The anniversary comes as Thailand is again under military rule since a 2014 coup, a situation referred to by some speakers at the anniversary ceremony.

“I think we all have heard the term ‘Brexit’ used to describe the process of Britain leaving the EU. I would like to propose that the first necessary condition for democracy in Thailand is ‘Mexit’; meaning the first necessary condition is to take the military out of politics,” said Surachart Bamrungsuk, a former student leader who was present at the Thammasat tragedy and then was held in prison for two years on trumped-up charges.

“If we can’t take the military out of politics, then don’t even think about democracy,” said Surachart, now a professor of political science at Chulalongkorn University in Bangkok.

This year’s commemoration has drawn broader interest than usual because an invited speaker, teenage Hong Kong democracy activist Joshua Wong, was not allowed into the country by Thai authorities, making headlines worldwide. Wong was supposed to speak at Chulalongkorn, which this year joined Thammasat for the first time in marking the anniversary.

The rector of Thammasat, Somkit Lertpaithoon, said the university teaches its students about the violence and even has survivors on its staff.

“Even though the events of Oct. 6 may not be documented in Thai history, the new generation still strives to learn about it,” he said in a speech at the university.
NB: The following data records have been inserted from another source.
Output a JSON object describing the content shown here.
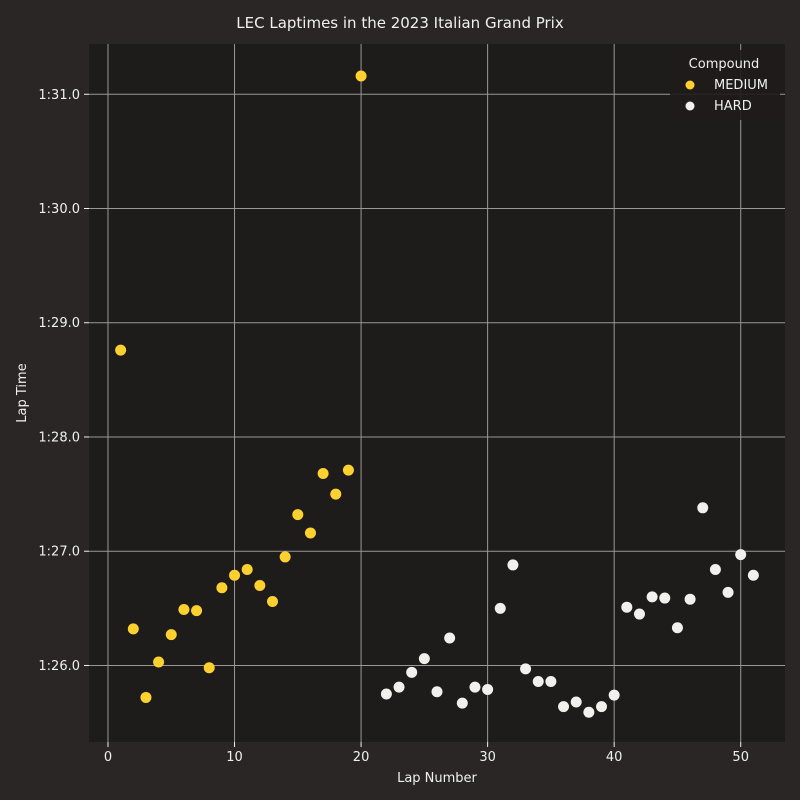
{
  "chart_data": {
    "type": "scatter",
    "title": "LEC Laptimes in the 2023 Italian Grand Prix",
    "xlabel": "Lap Number",
    "ylabel": "Lap Time",
    "xlim": [
      -1.5,
      53.5
    ],
    "ylim": [
      85.33,
      91.44
    ],
    "x_ticks": [
      0,
      10,
      20,
      30,
      40,
      50
    ],
    "y_ticks": [
      {
        "value": 86.0,
        "label": "1:26.0"
      },
      {
        "value": 87.0,
        "label": "1:27.0"
      },
      {
        "value": 88.0,
        "label": "1:28.0"
      },
      {
        "value": 89.0,
        "label": "1:29.0"
      },
      {
        "value": 90.0,
        "label": "1:30.0"
      },
      {
        "value": 91.0,
        "label": "1:31.0"
      }
    ],
    "grid": true,
    "legend": {
      "title": "Compound",
      "position": "top-right"
    },
    "series": [
      {
        "name": "MEDIUM",
        "color": "#ffd12e",
        "x": [
          1,
          2,
          3,
          4,
          5,
          6,
          7,
          8,
          9,
          10,
          11,
          12,
          13,
          14,
          15,
          16,
          17,
          18,
          19,
          20
        ],
        "y": [
          88.76,
          86.32,
          85.72,
          86.03,
          86.27,
          86.49,
          86.48,
          85.98,
          86.68,
          86.79,
          86.84,
          86.7,
          86.56,
          86.95,
          87.32,
          87.16,
          87.68,
          87.5,
          87.71,
          91.16
        ]
      },
      {
        "name": "HARD",
        "color": "#f0f0ec",
        "x": [
          22,
          23,
          24,
          25,
          26,
          27,
          28,
          29,
          30,
          31,
          32,
          33,
          34,
          35,
          36,
          37,
          38,
          39,
          40,
          41,
          42,
          43,
          44,
          45,
          46,
          47,
          48,
          49,
          50,
          51
        ],
        "y": [
          85.75,
          85.81,
          85.94,
          86.06,
          85.77,
          86.24,
          85.67,
          85.81,
          85.79,
          86.5,
          86.88,
          85.97,
          85.86,
          85.86,
          85.64,
          85.68,
          85.59,
          85.64,
          85.74,
          86.51,
          86.45,
          86.6,
          86.59,
          86.33,
          86.58,
          87.38,
          86.84,
          86.64,
          86.97,
          86.79
        ]
      }
    ]
  }
}
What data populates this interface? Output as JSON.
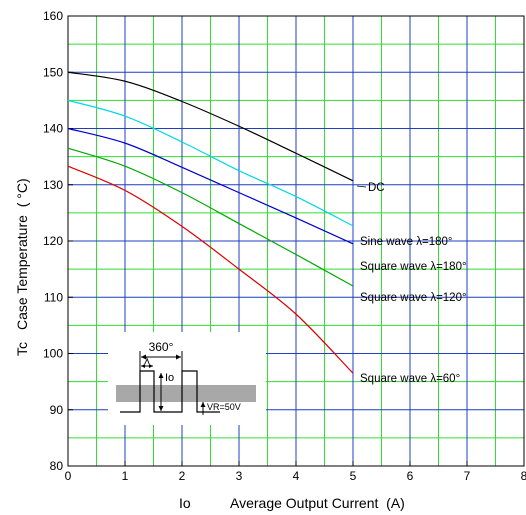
{
  "chart_data": {
    "type": "line",
    "xlabel_symbol": "Io",
    "xlabel": "Average Output Current  (A)",
    "ylabel_symbol": "Tc",
    "ylabel": "Case Temperature  ( °C)",
    "xlim": [
      0,
      8
    ],
    "ylim": [
      80,
      160
    ],
    "x_ticks": [
      "0",
      "1",
      "2",
      "3",
      "4",
      "5",
      "6",
      "7",
      "8"
    ],
    "y_ticks": [
      "80",
      "90",
      "100",
      "110",
      "120",
      "130",
      "140",
      "150",
      "160"
    ],
    "grid": true,
    "colors": {
      "grid_major": "#1f3fbf",
      "grid_minor": "#33dd33",
      "frame": "#000000"
    },
    "series": [
      {
        "name": "DC",
        "color": "#000000",
        "x": [
          0,
          1,
          2,
          3,
          4,
          5
        ],
        "y": [
          150,
          148.4,
          144.8,
          140.4,
          135.6,
          130.7
        ]
      },
      {
        "name": "Sine wave  λ=180°",
        "color": "#00d8e8",
        "x": [
          0,
          1,
          2,
          3,
          4,
          5
        ],
        "y": [
          145,
          142.2,
          137.6,
          132.5,
          127.9,
          122.7
        ]
      },
      {
        "name": "Square wave  λ=180°",
        "color": "#0000cc",
        "x": [
          0,
          1,
          2,
          3,
          4,
          5
        ],
        "y": [
          140,
          137.4,
          133.1,
          128.6,
          124.1,
          119.5
        ]
      },
      {
        "name": "Square wave  λ=120°",
        "color": "#00aa00",
        "x": [
          0,
          1,
          2,
          3,
          4,
          5
        ],
        "y": [
          136.5,
          133.3,
          128.6,
          123.1,
          117.6,
          112
        ]
      },
      {
        "name": "Square wave  λ=60°",
        "color": "#dd0000",
        "x": [
          0,
          1,
          2,
          3,
          4,
          5
        ],
        "y": [
          133.3,
          129,
          122.6,
          115,
          107,
          96.5
        ]
      }
    ],
    "inset": {
      "period_label": "360°",
      "width_label": "λ",
      "current_label": "Io",
      "voltage_label": "VR=50V"
    }
  }
}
The Thammasat massacre has always been a sensitive issue, both because the images of lynchings speak to a dark side of the Thai character and because the assault on the university showed how the state could carry out human rights abuses with impunity. No perpetrators were ever punished.

An increasing awareness of human rights since 1976 has led to much questioning of the use of state violence, especially because of a sometimes-violent struggle for political power that has troubled Thailand for the past decade, including bloody street battles in Bangkok in 2010.

“The massacre is still of interest 40 years after the fact because it remains officially unresolved. Those who were involved in the violence have not been held to account, even as there has been a wave of transitional justice processes around the world, and even expanded questioning and investigations in relation to the violence of April-May 2010,” Tyrell Haberkorn, a fellow in political and social change at the Australian National University, said earlier this week.

“The incident has relevance to the current state of Thai politics because it becomes possible to continue to stage coup after coup while repressing dissent because those who have done so in the past have not been held to account for doing so,” she said.